- Born: August 27, 1966 (age 59) Mannheim, West Germany
- Occupations: Organist, composer, educator
- Website: christophbull.com

= Christoph Bull =

German composer, musician and educator

Christoph Bull (born August 27, 1966) is a German organist, composer and educator based in Los Angeles. He recorded First & Grand (2010), which was described by KCRW as the first commercial album to feature the pipe organ of Walt Disney Concert Hall. He is affiliated with the UCLA Herb Alpert School of Music and has served as organist-in-residence at the First Congregational Church of Los Angeles.

== Early life and education ==
Bull was born in Mannheim, Germany. He studied at the University of Church Music in Heidelberg and the Hochschule für Musik Freiburg, and attended the Berklee College of Music.
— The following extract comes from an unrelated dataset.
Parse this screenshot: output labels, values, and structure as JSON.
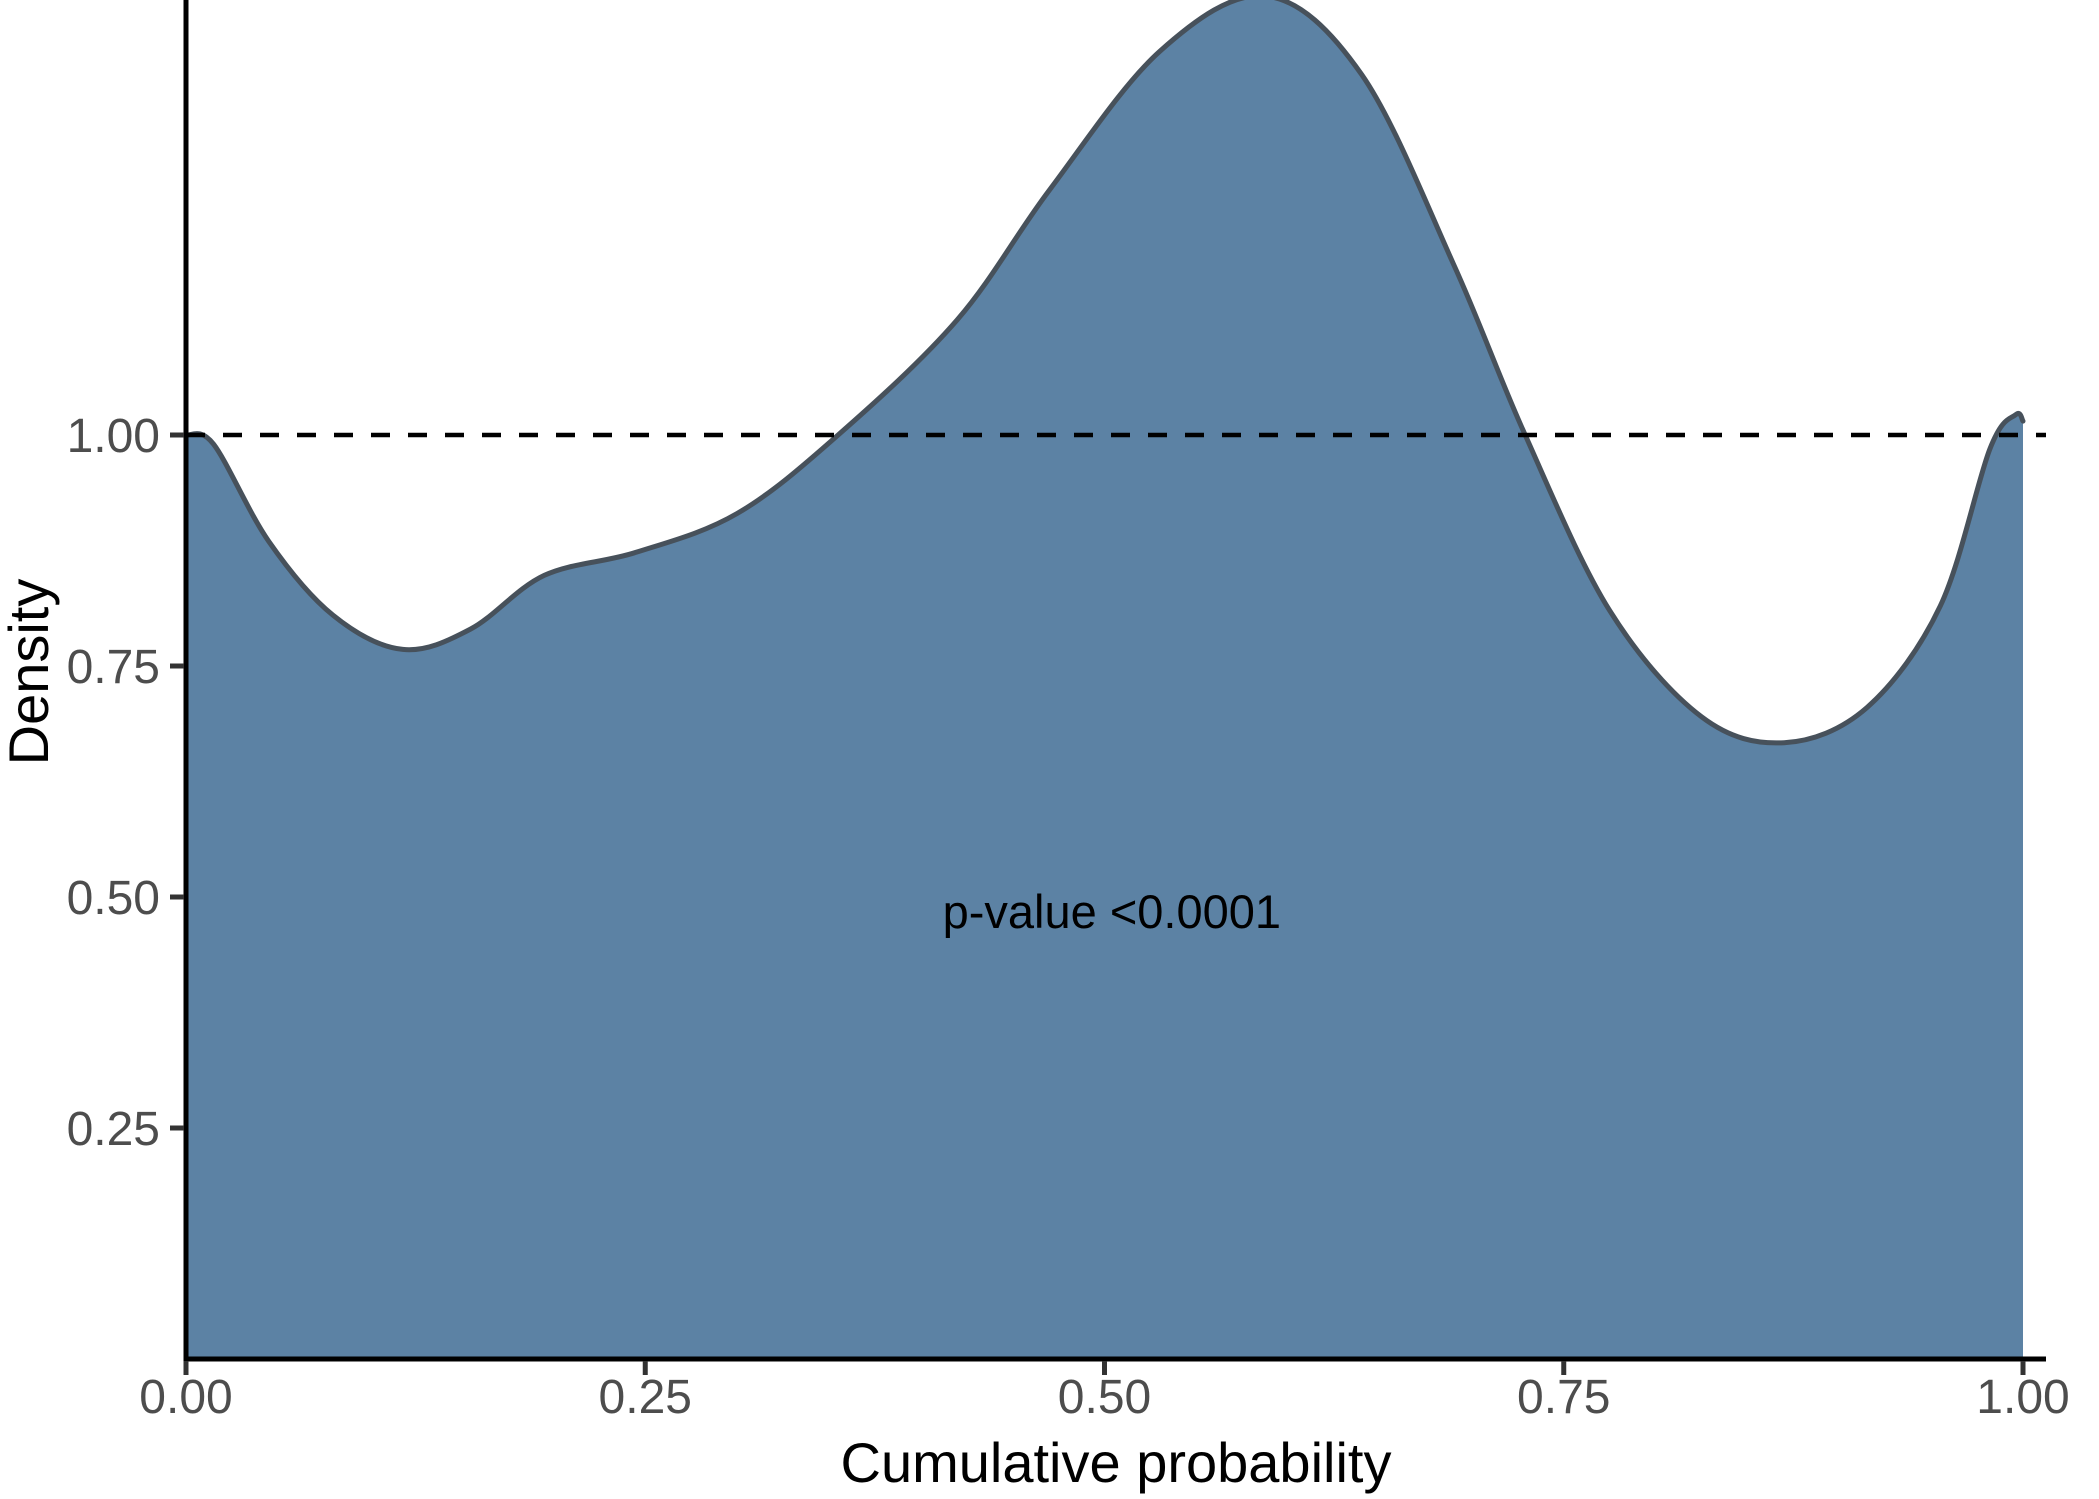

He later studied at the University of Southern California and the American Conservatory of Music.

== Career ==
Bull has performed as a concert organist and has been associated with UCLA as a university organist and teacher.

=== First & Grand ===
In 2011, KCRW described Bull's First & Grand as the first CD to feature the pipe organ at Walt Disney Concert Hall.

=== Organica ===
Bull developed Organica, a performance format combining organ music with collaborators from other disciplines.

=== Film and television ===
Bull performed pipe organ parts for the soundtrack to the 2016 film Ghostbusters, recorded at the First Congregational Church of Los Angeles.